[antlr-interest] BitSet and big charVocabulary in C++

Fri Feb 16 06:32:45 PST 2007

Hi,

On 2/16/07, Vitaliy Akimov <vitaliy.akimov at gmail.com> wrote:
> Hi, I'm implementing unicode lexer using antlr v.2.7 (for C++). And
> I've found annoyance with patterns which translated to BitSet. Using
> big vocabulary lead to spending sensible amount of time for BitSet
> construction.

By reusing Lexer/Parser objects and just refreshing the inputbuffer
you can make sure this initialization is only done once for a set of
files.

> Extending codeGenBitsetTestThreshold gets large
> condition line in "if" statement (millions of symbols). Why doesn't
> antlr generate conditions with not operator (!) in simple expressions
> such as "(~ ('a'| 'z'))" ?

I think Terence could shed more light on that. This is not decided in
the C++ codegen, although the BitSet class could be made smarter.

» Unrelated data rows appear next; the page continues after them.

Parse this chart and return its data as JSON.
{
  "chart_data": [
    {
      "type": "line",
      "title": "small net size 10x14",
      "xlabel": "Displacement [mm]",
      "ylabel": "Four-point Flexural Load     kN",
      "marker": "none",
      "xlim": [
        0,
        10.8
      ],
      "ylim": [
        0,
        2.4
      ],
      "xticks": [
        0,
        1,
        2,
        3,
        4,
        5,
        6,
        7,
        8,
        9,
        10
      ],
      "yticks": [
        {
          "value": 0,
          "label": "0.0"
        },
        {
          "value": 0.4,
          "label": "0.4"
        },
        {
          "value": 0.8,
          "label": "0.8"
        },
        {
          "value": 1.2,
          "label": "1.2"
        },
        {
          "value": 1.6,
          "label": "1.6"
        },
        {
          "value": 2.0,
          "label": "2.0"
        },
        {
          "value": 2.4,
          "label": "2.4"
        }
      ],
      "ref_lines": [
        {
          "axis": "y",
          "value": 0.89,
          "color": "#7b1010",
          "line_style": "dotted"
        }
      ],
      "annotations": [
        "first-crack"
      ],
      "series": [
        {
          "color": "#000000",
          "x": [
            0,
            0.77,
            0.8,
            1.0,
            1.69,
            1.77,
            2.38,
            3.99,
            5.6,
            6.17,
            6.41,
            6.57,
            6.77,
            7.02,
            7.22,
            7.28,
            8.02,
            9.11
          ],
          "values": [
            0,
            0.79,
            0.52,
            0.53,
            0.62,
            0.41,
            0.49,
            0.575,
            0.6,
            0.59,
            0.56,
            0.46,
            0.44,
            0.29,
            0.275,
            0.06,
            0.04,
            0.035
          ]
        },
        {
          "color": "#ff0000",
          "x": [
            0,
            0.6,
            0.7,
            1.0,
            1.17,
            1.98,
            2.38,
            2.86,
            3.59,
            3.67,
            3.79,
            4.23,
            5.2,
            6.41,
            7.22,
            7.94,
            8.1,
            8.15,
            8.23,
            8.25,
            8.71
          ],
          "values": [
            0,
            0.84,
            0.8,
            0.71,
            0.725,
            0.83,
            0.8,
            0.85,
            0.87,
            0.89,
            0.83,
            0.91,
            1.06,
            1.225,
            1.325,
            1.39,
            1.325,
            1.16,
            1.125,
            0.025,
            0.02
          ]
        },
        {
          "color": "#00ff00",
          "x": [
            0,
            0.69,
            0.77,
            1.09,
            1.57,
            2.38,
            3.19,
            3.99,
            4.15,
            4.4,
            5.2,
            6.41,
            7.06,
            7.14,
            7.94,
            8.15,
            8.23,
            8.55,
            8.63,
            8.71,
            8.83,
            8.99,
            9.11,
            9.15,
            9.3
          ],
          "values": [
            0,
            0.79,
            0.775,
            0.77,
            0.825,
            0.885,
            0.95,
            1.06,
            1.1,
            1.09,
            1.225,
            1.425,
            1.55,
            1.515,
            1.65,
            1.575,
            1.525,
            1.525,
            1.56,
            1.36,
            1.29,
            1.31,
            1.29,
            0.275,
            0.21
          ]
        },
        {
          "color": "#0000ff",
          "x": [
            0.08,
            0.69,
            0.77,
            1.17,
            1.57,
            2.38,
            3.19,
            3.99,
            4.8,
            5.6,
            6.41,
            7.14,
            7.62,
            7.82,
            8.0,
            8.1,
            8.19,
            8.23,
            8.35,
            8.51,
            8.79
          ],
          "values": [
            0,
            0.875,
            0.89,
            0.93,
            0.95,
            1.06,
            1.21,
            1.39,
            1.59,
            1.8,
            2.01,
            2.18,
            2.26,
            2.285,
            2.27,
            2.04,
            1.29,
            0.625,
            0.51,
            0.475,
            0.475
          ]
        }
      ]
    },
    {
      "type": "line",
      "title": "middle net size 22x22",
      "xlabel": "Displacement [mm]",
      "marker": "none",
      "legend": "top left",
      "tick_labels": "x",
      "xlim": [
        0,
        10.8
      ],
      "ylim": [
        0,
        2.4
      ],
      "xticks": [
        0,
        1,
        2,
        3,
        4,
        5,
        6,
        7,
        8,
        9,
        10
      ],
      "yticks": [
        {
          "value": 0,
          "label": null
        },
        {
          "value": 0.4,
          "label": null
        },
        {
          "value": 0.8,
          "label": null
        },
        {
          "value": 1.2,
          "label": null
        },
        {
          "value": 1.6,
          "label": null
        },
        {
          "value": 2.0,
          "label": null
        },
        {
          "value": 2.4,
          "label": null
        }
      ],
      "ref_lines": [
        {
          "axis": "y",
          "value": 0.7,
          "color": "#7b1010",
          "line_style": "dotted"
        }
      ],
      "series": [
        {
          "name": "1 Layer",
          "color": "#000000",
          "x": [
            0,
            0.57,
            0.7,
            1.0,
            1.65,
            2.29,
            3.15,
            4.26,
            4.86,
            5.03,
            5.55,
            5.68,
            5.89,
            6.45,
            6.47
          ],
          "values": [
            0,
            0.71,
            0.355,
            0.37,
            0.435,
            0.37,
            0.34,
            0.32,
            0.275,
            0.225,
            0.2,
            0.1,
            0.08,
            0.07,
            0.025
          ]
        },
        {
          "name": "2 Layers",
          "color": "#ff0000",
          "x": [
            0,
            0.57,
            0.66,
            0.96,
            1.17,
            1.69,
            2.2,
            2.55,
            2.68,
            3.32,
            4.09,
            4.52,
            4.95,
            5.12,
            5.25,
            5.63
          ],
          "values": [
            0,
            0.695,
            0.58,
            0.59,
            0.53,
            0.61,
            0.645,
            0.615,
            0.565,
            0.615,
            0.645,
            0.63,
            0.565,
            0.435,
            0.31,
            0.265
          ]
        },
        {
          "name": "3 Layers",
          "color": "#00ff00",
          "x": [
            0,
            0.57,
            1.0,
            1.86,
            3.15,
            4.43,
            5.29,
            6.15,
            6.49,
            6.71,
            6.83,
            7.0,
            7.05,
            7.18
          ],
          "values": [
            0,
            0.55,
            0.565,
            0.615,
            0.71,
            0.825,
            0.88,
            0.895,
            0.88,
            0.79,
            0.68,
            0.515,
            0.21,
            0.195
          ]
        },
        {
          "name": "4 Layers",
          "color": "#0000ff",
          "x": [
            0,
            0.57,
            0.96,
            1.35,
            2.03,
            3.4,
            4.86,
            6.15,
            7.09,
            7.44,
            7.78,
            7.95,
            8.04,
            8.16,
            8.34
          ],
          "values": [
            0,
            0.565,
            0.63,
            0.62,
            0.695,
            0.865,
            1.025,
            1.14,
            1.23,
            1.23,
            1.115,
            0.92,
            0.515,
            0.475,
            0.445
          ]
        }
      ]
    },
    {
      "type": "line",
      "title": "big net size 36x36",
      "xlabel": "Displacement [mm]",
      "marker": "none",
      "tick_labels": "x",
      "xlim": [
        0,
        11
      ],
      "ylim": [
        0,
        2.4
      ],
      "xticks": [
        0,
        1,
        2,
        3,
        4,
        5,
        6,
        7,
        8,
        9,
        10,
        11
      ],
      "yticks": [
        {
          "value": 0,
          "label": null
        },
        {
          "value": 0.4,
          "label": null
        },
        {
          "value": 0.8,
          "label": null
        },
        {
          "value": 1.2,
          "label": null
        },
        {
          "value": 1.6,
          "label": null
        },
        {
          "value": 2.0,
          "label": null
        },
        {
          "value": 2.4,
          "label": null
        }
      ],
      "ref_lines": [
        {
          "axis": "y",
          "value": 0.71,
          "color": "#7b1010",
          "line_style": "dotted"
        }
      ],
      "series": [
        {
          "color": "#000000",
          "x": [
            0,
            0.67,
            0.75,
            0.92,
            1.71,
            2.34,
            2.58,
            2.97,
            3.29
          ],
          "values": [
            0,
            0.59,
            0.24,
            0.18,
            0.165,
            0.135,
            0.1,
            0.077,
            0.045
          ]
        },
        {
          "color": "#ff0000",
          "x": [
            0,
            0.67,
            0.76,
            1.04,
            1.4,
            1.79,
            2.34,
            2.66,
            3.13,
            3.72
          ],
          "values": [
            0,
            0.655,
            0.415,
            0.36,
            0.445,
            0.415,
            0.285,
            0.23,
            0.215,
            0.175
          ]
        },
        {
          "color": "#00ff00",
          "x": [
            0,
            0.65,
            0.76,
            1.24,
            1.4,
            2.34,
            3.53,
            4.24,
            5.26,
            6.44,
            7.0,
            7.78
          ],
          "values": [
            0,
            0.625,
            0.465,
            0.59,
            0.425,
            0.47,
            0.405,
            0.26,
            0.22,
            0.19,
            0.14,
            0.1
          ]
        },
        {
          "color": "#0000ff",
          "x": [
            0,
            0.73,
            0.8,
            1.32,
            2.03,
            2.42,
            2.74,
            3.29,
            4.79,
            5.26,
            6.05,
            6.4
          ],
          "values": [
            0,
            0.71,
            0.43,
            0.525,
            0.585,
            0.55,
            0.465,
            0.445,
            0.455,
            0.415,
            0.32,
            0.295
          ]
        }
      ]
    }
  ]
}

> And why does antlr copy generated bitset
> from array of longs to vector<bool> which is very time consuming?

Legacy, a lot of C++ classes are direct ports of existing java classes
and not the most optimal solution to the problem. Since most
parsers/lexers do not contain very large bitsets this problem has not
become very apparent (yet). Unicode is more or less experimental in
C++ mode.

> I think it's more reasonable use reference to this packed array and
> unpack bits in match function.

I agree. If you would create a patch for the bitset class to fix this
I'll be happy to include it in the next release.

Cheers,

Ric